This time, somebody listened to prisoners' complaints over lousy jail food.
A northern Alabama sheriff was in federal custody Thursday after a judge ruled he purposely fed inmates skimpy meals so he could make money from an unusual Alabama system that lets sheriffs turn a profit on their jail kitchens.
Morgan County Sheriff Greg Bartlett testified at a Wednesday court hearing that he made $212,000 over three years feeding prisoners — every cent of it legal under a Depression-era state law and reported on his tax forms as income.
But U.S. District Judge U.W. Clemon ordered federal marshals to arrest Bartlett after hearing a string of skinny prisoners testify they were served paper-thin bologna, bloody chicken and cold grits in the north Alabama county's jail.
"He makes money by failing to spend the allocated funds for food for the inmates," Clemon ruled after a daylong hearing in a lawsuit filed by prisoners over jail conditions.
Clemon said Bartlett, who was found in contempt of court after more than six years as sheriff, would remain in custody until he submitted a plan to feed prisoners meals that are "nutritionally adequate," as required by a previous agreement in the lawsuit.
Bartlett's lawyer, Donald Rhea, said he submitted a proposal to Clemon within a couple of hours of the sheriff's arrest. But the judge didn't immediately enter an order freeing Bartlett, who Rhea said would be taken to his own jail, at least initially.

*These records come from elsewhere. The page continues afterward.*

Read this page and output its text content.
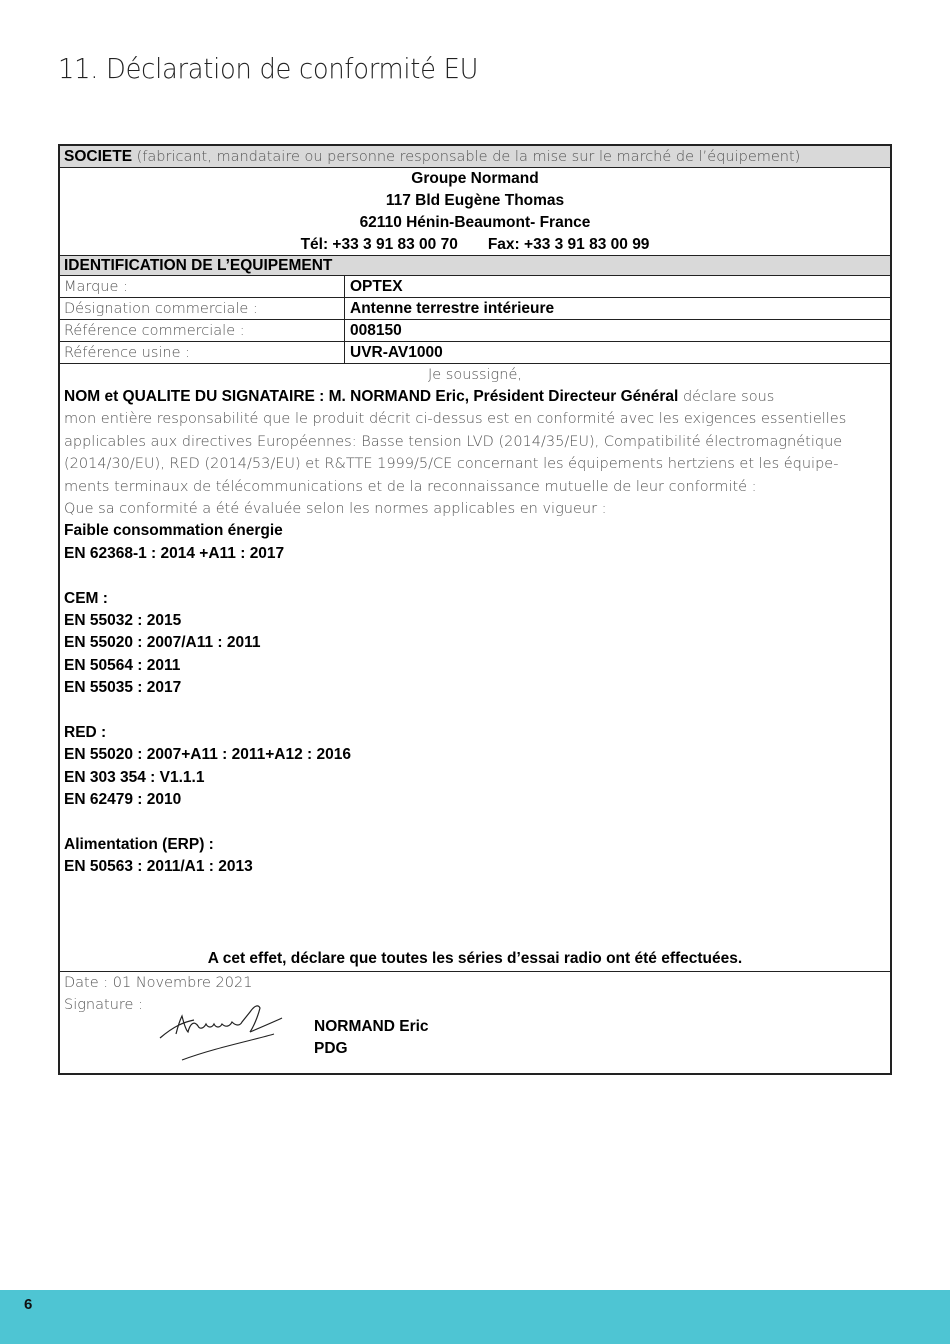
11. Déclaration de conformité EU
SOCIETE (fabricant, mandataire ou personne responsable de la mise sur le marché de l’équipement)
Groupe Normand
117 Bld Eugène Thomas
62110 Hénin-Beaumont- France
Tél: +33 3 91 83 00 70 Fax: +33 3 91 83 00 99
IDENTIFICATION DE L’EQUIPEMENT
Marque :	OPTEX
Désignation commerciale :	Antenne terrestre intérieure
Référence commerciale :	008150
Référence usine :	UVR-AV1000
Je soussigné,
NOM et QUALITE DU SIGNATAIRE : M. NORMAND Eric, Président Directeur Général déclare sous
mon entière responsabilité que le produit décrit ci-dessus est en conformité avec les exigences essentielles
applicables aux directives Européennes: Basse tension LVD (2014/35/EU), Compatibilité électromagnétique
(2014/30/EU), RED (2014/53/EU) et R&TTE 1999/5/CE concernant les équipements hertziens et les équipe-
ments terminaux de télécommunications et de la reconnaissance mutuelle de leur conformité :
Que sa conformité a été évaluée selon les normes applicables en vigueur :
Faible consommation énergie
EN 62368-1 : 2014 +A11 : 2017
CEM :
EN 55032 : 2015
EN 55020 : 2007/A11 : 2011
EN 50564 : 2011
EN 55035 : 2017
RED :
EN 55020 : 2007+A11 : 2011+A12 : 2016
EN 303 354 : V1.1.1
EN 62479 : 2010
Alimentation (ERP) :
EN 50563 : 2011/A1 : 2013
A cet effet, déclare que toutes les séries d’essai radio ont été effectuées.
Date : 01 Novembre 2021
Signature :
NORMAND Eric
PDG
6
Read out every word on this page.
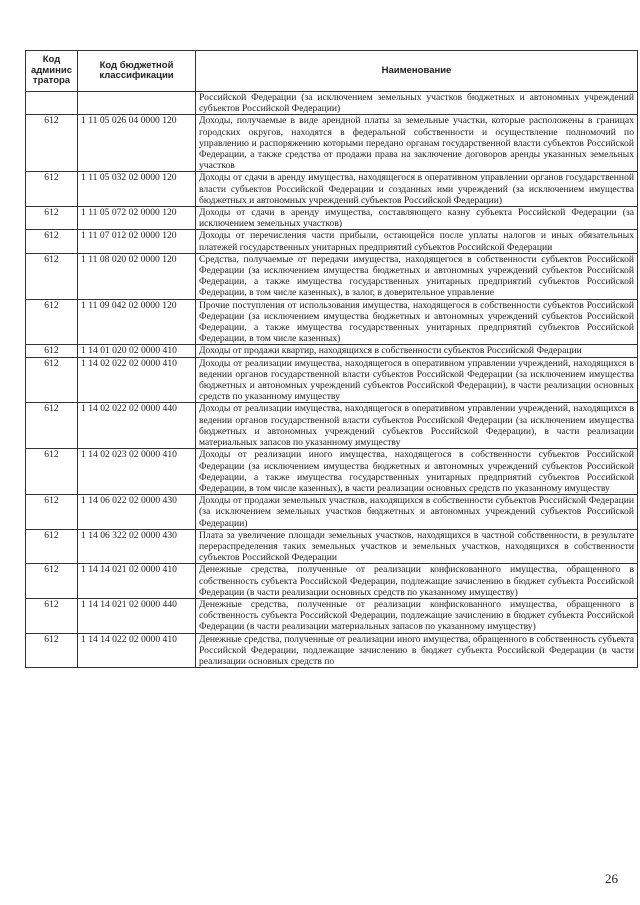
Код админис тратора	Код бюджетной классификации	Наименование
		Российской Федерации (за исключением земельных участков бюджетных и автономных учреждений субъектов Российской Федерации)
612	1 11 05 026 04 0000 120	Доходы, получаемые в виде арендной платы за земельные участки, которые расположены в границах городских округов, находятся в федеральной собственности и осуществление полномочий по управлению и распоряжению которыми передано органам государственной власти субъектов Российской Федерации, а также средства от продажи права на заключение договоров аренды указанных земельных участков
612	1 11 05 032 02 0000 120	Доходы от сдачи в аренду имущества, находящегося в оперативном управлении органов государственной власти субъектов Российской Федерации и созданных ими учреждений (за исключением имущества бюджетных и автономных учреждений субъектов Российской Федерации)
612	1 11 05 072 02 0000 120	Доходы от сдачи в аренду имущества, составляющего казну субъекта Российской Федерации (за исключением земельных участков)
612	1 11 07 012 02 0000 120	Доходы от перечисления части прибыли, остающейся после уплаты налогов и иных обязательных платежей государственных унитарных предприятий субъектов Российской Федерации
612	1 11 08 020 02 0000 120	Средства, получаемые от передачи имущества, находящегося в собственности субъектов Российской Федерации (за исключением имущества бюджетных и автономных учреждений субъектов Российской Федерации, а также имущества государственных унитарных предприятий субъектов Российской Федерации, в том числе казенных), в залог, в доверительное управление
612	1 11 09 042 02 0000 120	Прочие поступления от использования имущества, находящегося в собственности субъектов Российской Федерации (за исключением имущества бюджетных и автономных учреждений субъектов Российской Федерации, а также имущества государственных унитарных предприятий субъектов Российской Федерации, в том числе казенных)
612	1 14 01 020 02 0000 410	Доходы от продажи квартир, находящихся в собственности субъектов Российской Федерации
612	1 14 02 022 02 0000 410	Доходы от реализации имущества, находящегося в оперативном управлении учреждений, находящихся в ведении органов государственной власти субъектов Российской Федерации (за исключением имущества бюджетных и автономных учреждений субъектов Российской Федерации), в части реализации основных средств по указанному имуществу
612	1 14 02 022 02 0000 440	Доходы от реализации имущества, находящегося в оперативном управлении учреждений, находящихся в ведении органов государственной власти субъектов Российской Федерации (за исключением имущества бюджетных и автономных учреждений субъектов Российской Федерации), в части реализации материальных запасов по указанному имуществу
612	1 14 02 023 02 0000 410	Доходы от реализации иного имущества, находящегося в собственности субъектов Российской Федерации (за исключением имущества бюджетных и автономных учреждений субъектов Российской Федерации, а также имущества государственных унитарных предприятий субъектов Российской Федерации, в том числе казенных), в части реализации основных средств по указанному имуществу
612	1 14 06 022 02 0000 430	Доходы от продажи земельных участков, находящихся в собственности субъектов Российской Федерации (за исключением земельных участков бюджетных и автономных учреждений субъектов Российской Федерации)
612	1 14 06 322 02 0000 430	Плата за увеличение площади земельных участков, находящихся в частной собственности, в результате перераспределения таких земельных участков и земельных участков, находящихся в собственности субъектов Российской Федерации
612	1 14 14 021 02 0000 410	Денежные средства, полученные от реализации конфискованного имущества, обращенного в собственность субъекта Российской Федерации, подлежащие зачислению в бюджет субъекта Российской Федерации (в части реализации основных средств по указанному имуществу)
612	1 14 14 021 02 0000 440	Денежные средства, полученные от реализации конфискованного имущества, обращенного в собственность субъекта Российской Федерации, подлежащие зачислению в бюджет субъекта Российской Федерации (в части реализации материальных запасов по указанному имуществу)
612	1 14 14 022 02 0000 410	Денежные средства, полученные от реализации иного имущества, обращенного в собственность субъекта Российской Федерации, подлежащие зачислению в бюджет субъекта Российской Федерации (в части реализации основных средств по
26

Bartlett looked stunned as Clemon ordered him into custody. A lawyer for prisoners called his arrest "extraordinary."
"I was shocked by the amount of money he pocketed ... all while men and women in the jail go hungry," said Melanie Velez of the Atlanta-based Southern Center for Human Rights.
Sheriffs in 55 of Alabama's 67 counties operate under a Depression-era system allowing them to make money operating their jail kitchens. The state pays sheriffs $1.75 a day for each prisoner they house and lets the elected officers keep any profits they can generate. Bartlett said he also received money from the county and the U.S. government for housing federal prisoners.
Clemon's order dealt only with Morgan County, but the longtime head of the Alabama Sheriff's Association said its impact will be felt around the state since counties lack money to feed prisoners and state budgets are stretched thin.
"It's going to be real far-reaching. It's going to affect a lot of counties other than this one," said association executive director Bobby Timmons.